PEOPLE
v.
STUDAKER
No. 8 January Term 1972, Docket No. 53,378.
Supreme Court of Michigan.
Decided July 26, 1972.*699 Frank J. Kelley, Attorney General, Robert A. Derengoski, Solicitor General, Thomas G. Plunkett, Prosecuting Attorney, and Frank R. Knox, Assistant Prosecuting Attorney, for the people.
Lance E. Mermell, for defendant.
Amicus Curiae:
State Appellate Defender Office (by Arthur J. Tarnow [F. Thomas Lewand, of counsel]).
Michigan Association of Municipal Attorneys (by C. Edward Carraher, David Morris, Robert D. McClear, Richard D. Rohr, Harold M. Deason, and Louis C. Andrews, Jr.).
T.M. KAVANAGH, C.J.
Defendant was charged with carrying a strung bow in an automobile in violation of MCLA 312.10(d); MSA 13.1339(d).
At arraignment, defendant stood mute and by special appearance of counsel from the Oakland County Legal Aid Society moved for appointment of counsel. The district judge denied the motion on the basis that the offense charged was but a 90-day misdemeanor arising out of the Michigan Game Law of 1929, as amended.
Defendant appealed the denial of counsel to the circuit court, whereupon the circuit court reversed, holding a 90-day misdemeanor to be a criminal action requiring the appointment of counsel where indigency is shown. The case was remanded to the district court for a determination of indigency and appointment of counsel if indigency was shown. A stay of proceedings was then stipulated pending the prosecution's appeal to the Court of Appeals. Such an appeal was filed.
Prior to decision by the Court of Appeals, the prosecutor requested bypass to this Court, which we granted. 384 Mich 844 (1971).
*700 The principal issue presented for review is whether an indigent person, charged with a 90-day misdemeanor, has a right to court-appointed counsel?
The United States Supreme Court in the case of Argersinger v Hamlin, 407 US 25, 92 S Ct 2006, 32 L Ed 2d 530 (1972), decided June 12, 1972, said:
"We hold, therefore, that absent a knowing and intelligent waiver, no person may be imprisoned for any offense, whether classified as petty, misdemeanor, or felony, unless he was represented by counsel at his trial.
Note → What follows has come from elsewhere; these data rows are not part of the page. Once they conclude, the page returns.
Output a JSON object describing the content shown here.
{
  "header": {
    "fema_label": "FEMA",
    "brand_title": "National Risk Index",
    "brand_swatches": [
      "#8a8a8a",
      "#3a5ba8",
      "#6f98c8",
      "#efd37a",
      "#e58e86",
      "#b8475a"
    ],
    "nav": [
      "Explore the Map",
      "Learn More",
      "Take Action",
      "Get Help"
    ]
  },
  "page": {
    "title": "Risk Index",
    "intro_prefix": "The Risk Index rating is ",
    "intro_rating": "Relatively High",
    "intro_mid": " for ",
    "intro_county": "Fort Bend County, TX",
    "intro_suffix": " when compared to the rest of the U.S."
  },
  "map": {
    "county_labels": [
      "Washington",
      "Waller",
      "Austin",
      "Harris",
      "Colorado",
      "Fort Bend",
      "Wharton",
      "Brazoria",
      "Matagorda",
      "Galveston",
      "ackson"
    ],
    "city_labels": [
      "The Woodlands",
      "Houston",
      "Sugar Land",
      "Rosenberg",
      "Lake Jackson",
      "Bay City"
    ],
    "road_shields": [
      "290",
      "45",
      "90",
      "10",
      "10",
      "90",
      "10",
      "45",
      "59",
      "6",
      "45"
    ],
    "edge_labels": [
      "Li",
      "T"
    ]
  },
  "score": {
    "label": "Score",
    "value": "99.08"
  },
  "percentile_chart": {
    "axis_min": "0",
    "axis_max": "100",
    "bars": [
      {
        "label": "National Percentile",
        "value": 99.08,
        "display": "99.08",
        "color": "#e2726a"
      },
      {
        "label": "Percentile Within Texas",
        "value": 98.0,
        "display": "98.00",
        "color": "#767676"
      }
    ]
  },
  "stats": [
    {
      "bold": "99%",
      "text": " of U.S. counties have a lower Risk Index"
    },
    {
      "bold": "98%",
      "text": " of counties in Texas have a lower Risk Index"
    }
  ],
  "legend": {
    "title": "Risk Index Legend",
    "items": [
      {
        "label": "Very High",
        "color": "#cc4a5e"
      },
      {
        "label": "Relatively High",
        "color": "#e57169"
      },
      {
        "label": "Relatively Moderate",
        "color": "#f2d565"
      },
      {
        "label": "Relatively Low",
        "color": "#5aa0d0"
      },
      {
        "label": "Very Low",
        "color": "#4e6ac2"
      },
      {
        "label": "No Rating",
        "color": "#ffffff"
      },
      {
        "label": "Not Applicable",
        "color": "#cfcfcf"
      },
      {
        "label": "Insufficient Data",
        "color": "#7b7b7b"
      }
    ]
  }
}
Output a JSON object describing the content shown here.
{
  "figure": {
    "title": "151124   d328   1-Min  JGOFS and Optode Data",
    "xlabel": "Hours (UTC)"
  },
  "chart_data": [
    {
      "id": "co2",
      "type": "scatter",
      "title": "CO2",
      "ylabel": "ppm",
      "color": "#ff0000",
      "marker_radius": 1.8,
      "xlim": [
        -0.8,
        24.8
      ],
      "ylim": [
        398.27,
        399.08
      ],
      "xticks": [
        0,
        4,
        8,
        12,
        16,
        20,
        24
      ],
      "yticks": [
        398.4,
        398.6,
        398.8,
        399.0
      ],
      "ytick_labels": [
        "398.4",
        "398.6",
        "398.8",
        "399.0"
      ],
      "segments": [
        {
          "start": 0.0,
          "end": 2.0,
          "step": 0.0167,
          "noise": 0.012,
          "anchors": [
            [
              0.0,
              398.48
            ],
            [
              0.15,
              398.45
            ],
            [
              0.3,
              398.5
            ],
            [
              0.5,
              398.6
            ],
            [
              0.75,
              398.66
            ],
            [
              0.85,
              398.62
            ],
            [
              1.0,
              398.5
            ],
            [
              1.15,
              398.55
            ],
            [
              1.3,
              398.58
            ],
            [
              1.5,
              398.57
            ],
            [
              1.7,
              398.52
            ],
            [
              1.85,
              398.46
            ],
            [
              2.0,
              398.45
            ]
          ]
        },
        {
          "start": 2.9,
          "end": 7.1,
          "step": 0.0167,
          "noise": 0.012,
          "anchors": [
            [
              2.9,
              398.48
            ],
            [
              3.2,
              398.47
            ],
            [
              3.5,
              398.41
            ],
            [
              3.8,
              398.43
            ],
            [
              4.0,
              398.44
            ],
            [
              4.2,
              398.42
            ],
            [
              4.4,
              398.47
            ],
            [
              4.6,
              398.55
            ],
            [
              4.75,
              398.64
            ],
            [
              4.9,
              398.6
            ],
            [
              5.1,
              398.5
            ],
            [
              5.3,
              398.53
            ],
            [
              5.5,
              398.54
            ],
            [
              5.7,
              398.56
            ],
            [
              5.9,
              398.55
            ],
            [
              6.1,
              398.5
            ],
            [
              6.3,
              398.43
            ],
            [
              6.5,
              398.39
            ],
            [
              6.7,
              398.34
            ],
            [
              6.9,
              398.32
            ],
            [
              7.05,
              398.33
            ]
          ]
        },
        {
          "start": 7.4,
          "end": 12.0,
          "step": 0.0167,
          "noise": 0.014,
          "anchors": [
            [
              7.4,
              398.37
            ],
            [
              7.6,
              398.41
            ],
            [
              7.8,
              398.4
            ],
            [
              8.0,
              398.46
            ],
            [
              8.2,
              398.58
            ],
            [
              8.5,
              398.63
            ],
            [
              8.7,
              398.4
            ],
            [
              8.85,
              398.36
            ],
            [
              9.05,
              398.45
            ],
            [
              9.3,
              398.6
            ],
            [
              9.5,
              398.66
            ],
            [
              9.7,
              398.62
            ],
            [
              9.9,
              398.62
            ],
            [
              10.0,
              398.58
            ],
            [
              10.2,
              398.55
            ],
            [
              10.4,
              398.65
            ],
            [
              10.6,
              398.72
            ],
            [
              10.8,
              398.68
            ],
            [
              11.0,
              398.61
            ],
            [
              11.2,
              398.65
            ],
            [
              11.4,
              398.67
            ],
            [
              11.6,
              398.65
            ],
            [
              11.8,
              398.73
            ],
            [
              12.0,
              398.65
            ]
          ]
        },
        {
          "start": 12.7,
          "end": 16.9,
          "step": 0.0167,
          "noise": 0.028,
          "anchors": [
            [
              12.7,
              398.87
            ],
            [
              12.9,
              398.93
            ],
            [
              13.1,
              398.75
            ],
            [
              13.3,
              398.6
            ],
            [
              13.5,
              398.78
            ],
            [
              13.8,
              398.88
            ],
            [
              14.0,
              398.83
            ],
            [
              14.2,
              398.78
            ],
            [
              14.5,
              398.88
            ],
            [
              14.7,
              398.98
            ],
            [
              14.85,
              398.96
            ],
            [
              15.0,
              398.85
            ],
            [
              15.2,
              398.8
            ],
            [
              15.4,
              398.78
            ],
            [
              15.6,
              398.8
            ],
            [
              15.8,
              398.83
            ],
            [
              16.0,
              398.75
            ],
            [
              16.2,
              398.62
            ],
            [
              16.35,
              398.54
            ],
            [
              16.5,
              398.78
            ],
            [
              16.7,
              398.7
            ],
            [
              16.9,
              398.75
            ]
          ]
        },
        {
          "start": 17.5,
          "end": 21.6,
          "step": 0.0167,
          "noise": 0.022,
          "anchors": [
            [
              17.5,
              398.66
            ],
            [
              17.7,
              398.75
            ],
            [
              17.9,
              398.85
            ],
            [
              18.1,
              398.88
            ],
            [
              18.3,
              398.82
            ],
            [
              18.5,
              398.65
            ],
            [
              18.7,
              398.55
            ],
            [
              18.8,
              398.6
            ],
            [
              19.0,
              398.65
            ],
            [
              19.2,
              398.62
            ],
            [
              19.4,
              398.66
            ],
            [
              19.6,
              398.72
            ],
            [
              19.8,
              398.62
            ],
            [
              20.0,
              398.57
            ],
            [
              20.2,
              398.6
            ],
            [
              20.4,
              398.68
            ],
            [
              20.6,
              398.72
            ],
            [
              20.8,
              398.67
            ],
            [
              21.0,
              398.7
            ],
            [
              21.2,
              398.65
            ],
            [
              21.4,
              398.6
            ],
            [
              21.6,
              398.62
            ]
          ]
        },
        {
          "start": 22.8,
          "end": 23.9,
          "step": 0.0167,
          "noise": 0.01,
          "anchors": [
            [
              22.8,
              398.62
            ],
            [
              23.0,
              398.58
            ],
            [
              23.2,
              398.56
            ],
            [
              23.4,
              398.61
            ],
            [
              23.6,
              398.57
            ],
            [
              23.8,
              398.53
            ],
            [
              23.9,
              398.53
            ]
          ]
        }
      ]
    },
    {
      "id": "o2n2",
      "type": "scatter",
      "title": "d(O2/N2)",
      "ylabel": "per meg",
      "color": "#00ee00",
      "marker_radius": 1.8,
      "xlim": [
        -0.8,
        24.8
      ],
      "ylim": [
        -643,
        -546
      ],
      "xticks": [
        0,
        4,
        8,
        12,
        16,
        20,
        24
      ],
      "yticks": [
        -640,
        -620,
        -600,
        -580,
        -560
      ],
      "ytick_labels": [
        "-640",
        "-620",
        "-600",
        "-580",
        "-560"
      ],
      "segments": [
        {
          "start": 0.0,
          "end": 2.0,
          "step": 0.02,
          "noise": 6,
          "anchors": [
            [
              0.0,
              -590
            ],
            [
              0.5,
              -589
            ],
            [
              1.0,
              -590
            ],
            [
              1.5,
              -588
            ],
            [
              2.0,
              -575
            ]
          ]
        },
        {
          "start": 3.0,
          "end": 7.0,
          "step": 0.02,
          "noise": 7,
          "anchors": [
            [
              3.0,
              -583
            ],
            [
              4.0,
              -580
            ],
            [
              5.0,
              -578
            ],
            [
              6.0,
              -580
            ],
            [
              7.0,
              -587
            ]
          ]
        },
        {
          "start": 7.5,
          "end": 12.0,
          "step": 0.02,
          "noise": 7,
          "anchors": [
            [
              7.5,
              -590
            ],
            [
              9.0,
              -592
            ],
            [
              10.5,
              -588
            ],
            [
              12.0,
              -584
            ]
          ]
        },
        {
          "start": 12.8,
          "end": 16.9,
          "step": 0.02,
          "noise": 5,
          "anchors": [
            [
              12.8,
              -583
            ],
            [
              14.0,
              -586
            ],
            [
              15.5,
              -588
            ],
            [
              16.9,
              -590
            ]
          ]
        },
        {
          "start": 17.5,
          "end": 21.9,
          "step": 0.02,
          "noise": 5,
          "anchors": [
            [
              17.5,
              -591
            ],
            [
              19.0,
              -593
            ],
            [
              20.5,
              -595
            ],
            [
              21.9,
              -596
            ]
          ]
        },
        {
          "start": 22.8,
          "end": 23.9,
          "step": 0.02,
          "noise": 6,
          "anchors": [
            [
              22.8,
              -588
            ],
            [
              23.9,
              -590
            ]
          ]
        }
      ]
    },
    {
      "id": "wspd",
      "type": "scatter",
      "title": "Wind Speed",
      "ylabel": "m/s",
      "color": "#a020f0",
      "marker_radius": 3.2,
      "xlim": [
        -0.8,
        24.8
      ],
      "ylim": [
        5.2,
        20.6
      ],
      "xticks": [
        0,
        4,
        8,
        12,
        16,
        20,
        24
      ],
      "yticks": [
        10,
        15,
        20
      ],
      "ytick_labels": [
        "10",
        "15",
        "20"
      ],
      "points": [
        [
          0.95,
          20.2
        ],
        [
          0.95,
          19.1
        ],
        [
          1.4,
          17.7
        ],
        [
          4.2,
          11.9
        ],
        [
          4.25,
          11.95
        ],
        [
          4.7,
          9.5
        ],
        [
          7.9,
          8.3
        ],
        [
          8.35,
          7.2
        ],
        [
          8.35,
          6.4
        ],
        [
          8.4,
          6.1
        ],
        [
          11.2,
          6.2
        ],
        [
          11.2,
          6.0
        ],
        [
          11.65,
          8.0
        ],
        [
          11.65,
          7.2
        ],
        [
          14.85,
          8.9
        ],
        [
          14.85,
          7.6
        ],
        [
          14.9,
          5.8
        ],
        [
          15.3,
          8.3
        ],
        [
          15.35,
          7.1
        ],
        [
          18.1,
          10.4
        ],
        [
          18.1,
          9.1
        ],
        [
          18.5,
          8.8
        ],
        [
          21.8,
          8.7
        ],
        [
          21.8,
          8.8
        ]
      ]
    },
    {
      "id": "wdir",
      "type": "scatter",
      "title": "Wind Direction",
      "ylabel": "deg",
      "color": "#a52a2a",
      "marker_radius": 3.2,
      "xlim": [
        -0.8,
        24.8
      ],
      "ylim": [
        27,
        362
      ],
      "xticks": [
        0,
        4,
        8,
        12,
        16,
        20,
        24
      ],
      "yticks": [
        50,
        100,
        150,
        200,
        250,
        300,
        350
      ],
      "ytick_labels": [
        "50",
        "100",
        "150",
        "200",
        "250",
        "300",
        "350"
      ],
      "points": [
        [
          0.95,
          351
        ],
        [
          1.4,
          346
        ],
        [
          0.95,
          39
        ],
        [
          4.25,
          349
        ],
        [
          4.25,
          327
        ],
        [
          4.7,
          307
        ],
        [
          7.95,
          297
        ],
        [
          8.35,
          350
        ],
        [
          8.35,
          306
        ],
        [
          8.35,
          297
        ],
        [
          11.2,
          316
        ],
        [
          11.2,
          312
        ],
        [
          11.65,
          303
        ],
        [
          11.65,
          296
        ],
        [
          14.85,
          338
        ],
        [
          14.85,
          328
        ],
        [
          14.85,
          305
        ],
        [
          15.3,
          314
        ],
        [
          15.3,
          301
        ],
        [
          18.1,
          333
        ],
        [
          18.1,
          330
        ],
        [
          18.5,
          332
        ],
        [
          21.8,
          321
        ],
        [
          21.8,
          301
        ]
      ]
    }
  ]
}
"That is the view of the Supreme Court of Oregon with which we agree. It is said in Application of Stevenson, [94] Ore [254], 458 P2d 414, 419 [1969]:
"`We hold that no person may be deprived of his liberty who has been denied the assistance of counsel as guaranteed by the Sixth Amendment. This holding is applicable to all criminal prosecutions, including prosecutions for violations of municipal ordinances. The denial of the assistance of counsel will preclude the imposition of a jail sentence.'
* * *
"Under the rule we announce today, every judge will know when the trial of a misdemeanor starts that no imprisonment may be imposed, even though local law permits it, unless the accused is represented by counsel. He will have a measure of the seriousness and gravity of the offense and therefore know when to name a lawyer to represent the accused before the trial starts.
"The run of misdemeanors will not be affected by today's ruling. But in those that end up in the actual deprivation of a person's liberty, the accused will receive the benefit of `the guiding hand of *701 counsel' so necessary when one's liberty is in jeopardy."
We, therefore, set aside the judgment of the circuit court and remand the cause to the district court for further proceedings in accordance with this opinion.
BLACK, ADAMS, T.E. BRENNAN, T.G. KAVANAGH, SWAINSON, and WILLIAMS, JJ., concurred with T.M. KAVANAGH, C.J.